**What is a Dense Layer?**  
A dense (or fully connected) layer connects every input node to every output node.  

- **Input** \( x \): A batch of data of shape \( (N, D_\text{in}) \).  
- **Weights** \( W \): Learnable parameters of shape \( (D_\text{in}, D_\text{out}) \).  
- **Biases** \( b \): Learnable parameters of shape \( (1, D_\text{out}) \).  
- **Output** \( z \): \( z = x W + b \)

**Why?**  
The linear transformation \( z = xW + b \) allows the network to learn complex patterns.


In [None]:
#Dense Layer
class Layer_Dense:
    def __init__(self, n_inputs, n_neurons,
                 weight_regularizer_l1=0, weight_regularizer_l2=0,
                 bias_regularizer_l1=0, bias_regularizer_l2=0):

        self.weights = 0.01 * np.random.randn(n_inputs, n_neurons)
        self.biases = np.zeros((1, n_neurons))
        self.weight_regularizer_l1 = weight_regularizer_l1
        self.weight_regularizer_l2 = weight_regularizer_l2
        self.bias_regularizer_l1 = bias_regularizer_l1
        self.bias_regularizer_l2 = bias_regularizer_l2

    def forward(self, inputs):
        self.inputs = inputs
        self.output = np.dot(inputs, self.weights) + self.biases

    def backward(self, dvalues):
        self.dweights = np.dot(self.inputs.T, dvalues)
        self.dbiases = np.sum(dvalues, axis=0, keepdims=True)

        if self.weight_regularizer_l1 > 0:
            dL1 = np.ones_like(self.weights)
            dL1[self.weights < 0] = -1
            self.dweights += self.weight_regularizer_l1 * dL1
        if self.weight_regularizer_l2 > 0:
            self.dweights += 2 * self.weight_regularizer_l2 * self.weights
        if self.bias_regularizer_l1 > 0:
            dL1 = np.ones_like(self.biases)
            dL1[self.biases < 0] = -1
            self.dbiases += self.bias_regularizer_l1 * dL1
        if self.bias_regularizer_l2 > 0:
            self.dbiases += 2 * self.bias_regularizer_l2 * self.biases

        self.dinputs = np.dot(dvalues, self.weights.T)


**What is Dropout?**  
Dropout randomly "switches off" a fraction \( p \) of units during training. 

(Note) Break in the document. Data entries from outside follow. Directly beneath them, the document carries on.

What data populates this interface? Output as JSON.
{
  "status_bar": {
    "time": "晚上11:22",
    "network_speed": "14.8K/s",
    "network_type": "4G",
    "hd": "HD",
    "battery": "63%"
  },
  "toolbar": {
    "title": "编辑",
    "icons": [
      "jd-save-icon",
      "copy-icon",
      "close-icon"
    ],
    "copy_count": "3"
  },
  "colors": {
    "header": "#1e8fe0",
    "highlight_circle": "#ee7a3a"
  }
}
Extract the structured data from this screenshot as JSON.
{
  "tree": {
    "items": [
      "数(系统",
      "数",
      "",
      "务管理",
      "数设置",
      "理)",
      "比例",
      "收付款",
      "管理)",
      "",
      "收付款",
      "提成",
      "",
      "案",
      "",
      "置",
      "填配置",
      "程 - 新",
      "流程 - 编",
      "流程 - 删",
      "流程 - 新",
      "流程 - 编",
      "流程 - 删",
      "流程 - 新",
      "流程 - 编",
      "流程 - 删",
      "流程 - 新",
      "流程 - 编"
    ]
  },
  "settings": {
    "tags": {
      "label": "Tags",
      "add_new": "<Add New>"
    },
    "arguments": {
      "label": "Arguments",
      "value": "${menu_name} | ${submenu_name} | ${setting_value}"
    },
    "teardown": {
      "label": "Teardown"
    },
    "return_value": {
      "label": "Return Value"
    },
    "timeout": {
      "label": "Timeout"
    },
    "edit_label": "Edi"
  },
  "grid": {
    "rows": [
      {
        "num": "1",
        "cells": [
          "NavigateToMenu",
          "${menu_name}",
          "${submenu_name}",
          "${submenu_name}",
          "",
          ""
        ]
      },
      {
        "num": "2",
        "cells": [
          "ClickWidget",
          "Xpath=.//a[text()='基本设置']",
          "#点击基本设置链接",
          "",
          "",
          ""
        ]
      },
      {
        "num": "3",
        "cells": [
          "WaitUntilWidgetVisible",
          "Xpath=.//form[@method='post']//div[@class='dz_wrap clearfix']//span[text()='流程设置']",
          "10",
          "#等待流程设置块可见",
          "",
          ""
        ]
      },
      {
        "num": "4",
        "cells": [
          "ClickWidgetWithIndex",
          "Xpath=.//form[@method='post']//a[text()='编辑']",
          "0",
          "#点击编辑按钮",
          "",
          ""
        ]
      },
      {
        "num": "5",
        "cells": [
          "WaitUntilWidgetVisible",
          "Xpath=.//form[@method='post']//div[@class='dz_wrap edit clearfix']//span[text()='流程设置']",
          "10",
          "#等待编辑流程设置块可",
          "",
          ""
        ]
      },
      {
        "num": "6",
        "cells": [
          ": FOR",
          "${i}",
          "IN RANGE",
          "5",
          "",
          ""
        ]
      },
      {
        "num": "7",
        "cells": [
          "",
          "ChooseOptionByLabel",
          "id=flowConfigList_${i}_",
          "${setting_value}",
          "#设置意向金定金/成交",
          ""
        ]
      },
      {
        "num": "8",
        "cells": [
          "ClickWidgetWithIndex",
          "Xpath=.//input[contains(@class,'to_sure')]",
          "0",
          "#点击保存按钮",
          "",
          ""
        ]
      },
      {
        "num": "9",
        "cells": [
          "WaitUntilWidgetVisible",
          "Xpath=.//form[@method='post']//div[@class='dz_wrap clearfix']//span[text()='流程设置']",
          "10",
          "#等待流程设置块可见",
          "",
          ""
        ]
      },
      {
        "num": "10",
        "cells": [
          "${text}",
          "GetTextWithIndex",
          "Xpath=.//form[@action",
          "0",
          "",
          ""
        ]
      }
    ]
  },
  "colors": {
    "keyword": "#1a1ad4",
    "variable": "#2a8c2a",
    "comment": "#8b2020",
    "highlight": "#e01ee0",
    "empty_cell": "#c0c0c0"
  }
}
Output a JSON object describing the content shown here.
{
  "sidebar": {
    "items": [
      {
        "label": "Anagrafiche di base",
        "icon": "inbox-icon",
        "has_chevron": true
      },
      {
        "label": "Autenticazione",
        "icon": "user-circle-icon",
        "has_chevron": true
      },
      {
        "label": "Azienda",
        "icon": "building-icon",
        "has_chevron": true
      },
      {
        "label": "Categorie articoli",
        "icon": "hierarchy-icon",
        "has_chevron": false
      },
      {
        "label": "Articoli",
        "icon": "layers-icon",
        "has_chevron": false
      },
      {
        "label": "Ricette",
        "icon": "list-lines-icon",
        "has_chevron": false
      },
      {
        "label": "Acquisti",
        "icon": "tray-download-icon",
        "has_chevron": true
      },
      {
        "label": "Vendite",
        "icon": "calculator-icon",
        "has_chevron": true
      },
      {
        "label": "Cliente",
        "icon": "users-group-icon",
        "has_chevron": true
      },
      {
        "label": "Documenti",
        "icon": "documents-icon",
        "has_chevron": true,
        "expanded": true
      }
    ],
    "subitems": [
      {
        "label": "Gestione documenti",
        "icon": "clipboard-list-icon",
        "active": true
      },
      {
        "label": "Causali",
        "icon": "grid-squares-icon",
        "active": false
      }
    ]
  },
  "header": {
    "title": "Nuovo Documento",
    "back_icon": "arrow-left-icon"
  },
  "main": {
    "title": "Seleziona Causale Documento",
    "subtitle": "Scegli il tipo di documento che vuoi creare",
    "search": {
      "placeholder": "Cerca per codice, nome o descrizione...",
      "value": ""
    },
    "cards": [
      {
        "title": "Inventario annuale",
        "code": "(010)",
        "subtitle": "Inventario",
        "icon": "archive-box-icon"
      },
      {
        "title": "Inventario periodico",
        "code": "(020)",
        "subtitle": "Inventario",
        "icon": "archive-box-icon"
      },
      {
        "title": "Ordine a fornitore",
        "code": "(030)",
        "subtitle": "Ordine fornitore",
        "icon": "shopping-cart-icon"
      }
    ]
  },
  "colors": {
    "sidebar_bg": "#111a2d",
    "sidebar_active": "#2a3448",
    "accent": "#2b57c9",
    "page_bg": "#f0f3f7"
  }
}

- **Why?** To prevent overfitting and encourage the network to learn redundant, robust patterns.
- The kept units are scaled by \( \frac{1}{1-p} \) so the total output stays the same.


In [None]:
# Dropout Layer
class Layer_Dropout:
    def __init__(self, rate):
        self.rate = 1 - rate

    def forward(self, inputs):
        self.inputs = inputs
        self.binary_mask = np.random.binomial(1, self.rate, size=inputs.shape) / self.rate
        self.output = inputs * self.binary_mask

    def backward(self, dvalues):
        self.dinputs = dvalues * self.binary_mask


**ReLU (Rectified Linear Unit):**  
$ f(x) = \max(0, x) $  
Adds non-linearity, allowing the network to model complex relationships.

**Sigmoid:**  
$ \sigma(x) = \frac{1}{1 + e^{-x}} $
Squashes outputs between (0, 1), ideal for binary classification.

**Softmax:**  
$ f_i(x) = \frac{e^{x_i}}{\sum_j e^{x_j}} $ 
Converts outputs into probabilities for multi-class classification.


In [None]:
# ReLU
class Activation_ReLU:
    def forward(self, inputs):
        self.inputs = inputs
        self.output = np.maximum(0, inputs)

    def backward(self, dvalues):
        self.dinputs = dvalues.copy()
        self.dinputs[self.inputs <= 0] = 0

# Sigmoid
class Activation_Sigmoid:
    def forward(self, inputs):
        self.inputs = inputs
        self.output = 1 / (1 + np.exp(-inputs))

    def backward(self, dvalues):
        self.dinputs = dvalues * (1 - self.output) * self.output

# Softmax
class Activation_Softmax:
    def forward(self, inputs):
        self.inputs = inputs
        exp_values = np.exp(inputs - np.max(inputs, axis=1, keepdims=True))
        self.output = exp_values / np.sum(exp_values, axis=1, keepdims=True)

    def backward(self, dvalues):
        self.dinputs = np.empty_like(dvalues)
        for index, (single_output, single_dvalues) in enumerate(zip(self.output, dvalues)):
            single_output = single_output.reshape(-1, 1)
            jacobian_matrix = np.diagflat(single_output) - np.dot(single_output, single_output.T)
            self.dinputs[index] = np.dot(jacobian_matrix, single_dvalues)